The other side of this argument was provided by the (then) Federal Department of Sustainability, Environment, Water, Population and Communities.

The 28-page report generally scotches the idea, which is often raised when there are weather extremes in the north or the south.

“Moving water long distances is costly, energy intensive, and can have significant environmental, social and cultural impacts,” (item 1 under Key Facts).

“Using water that is locally available is generally more cost effective than transporting water long distances. Current studies show that local options, such as water conservation, desalination and recycling, cost around $1–2 per thousand litres; a supply from 1500 kilometres (km) away would cost around $5–6 per thousand litres.”

However the immediate problem is to make the Murray-Darling system a Federal and State priority, no matter the financial or political cost. It is shocking to consider that outback towns like Walgett, Wilcannia and Bourke have either run out of drinking water or are under extreme water stress.

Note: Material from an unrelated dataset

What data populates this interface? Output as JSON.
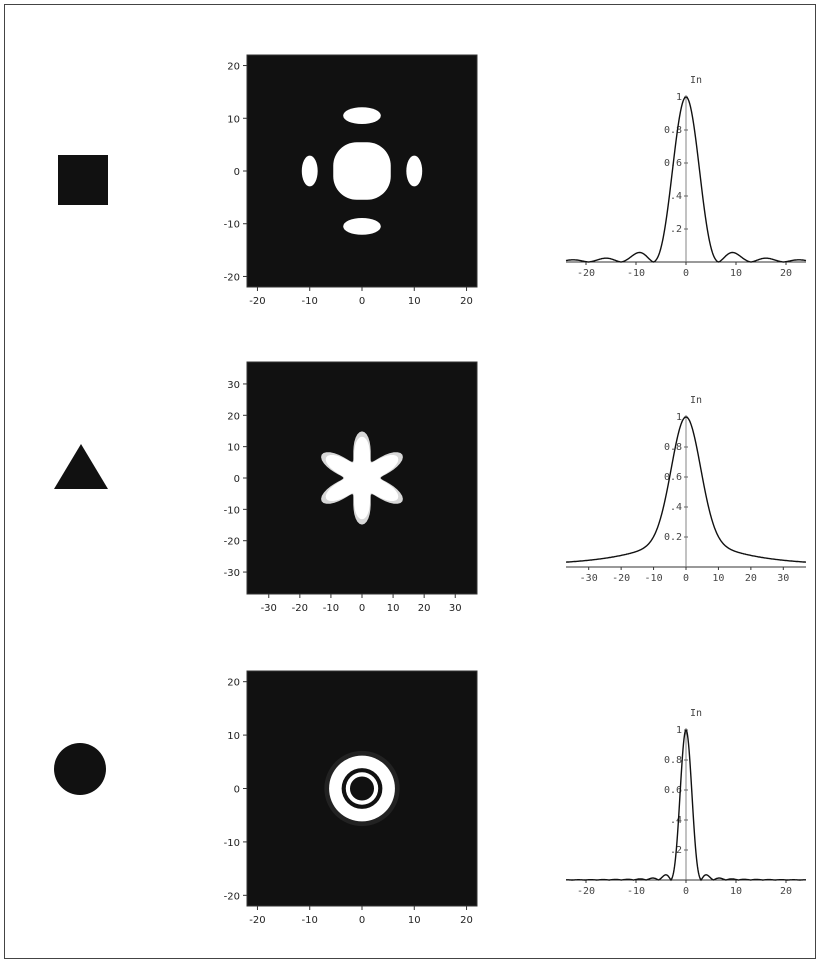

These events seem to have flown beneath the media radar that picked up on the early 2018 water crisis in Cape Town (South Africa).

The real danger is the risk to the fragile ecosystem of a river system that spans 77,000 kilometres of rivers over one million square kilometres across four States and the ACT. Environmental challenges include excessive water being diverted for agricultural, the blue-green algae that killed millions of fish, and salinity (in 2016-17, 1.84 million tonnes of salt was flushed out to sea through the Murray mouth).

As the Australian Conservation Foundation summed up, in an advertisement posted on social media:

“The heart-breaking death of these fish is no natural disaster. Powerful corporate interests and their cashed up lobbyists are bleeding our rivers dry. For too long, state and federal governments have let them get away with it.”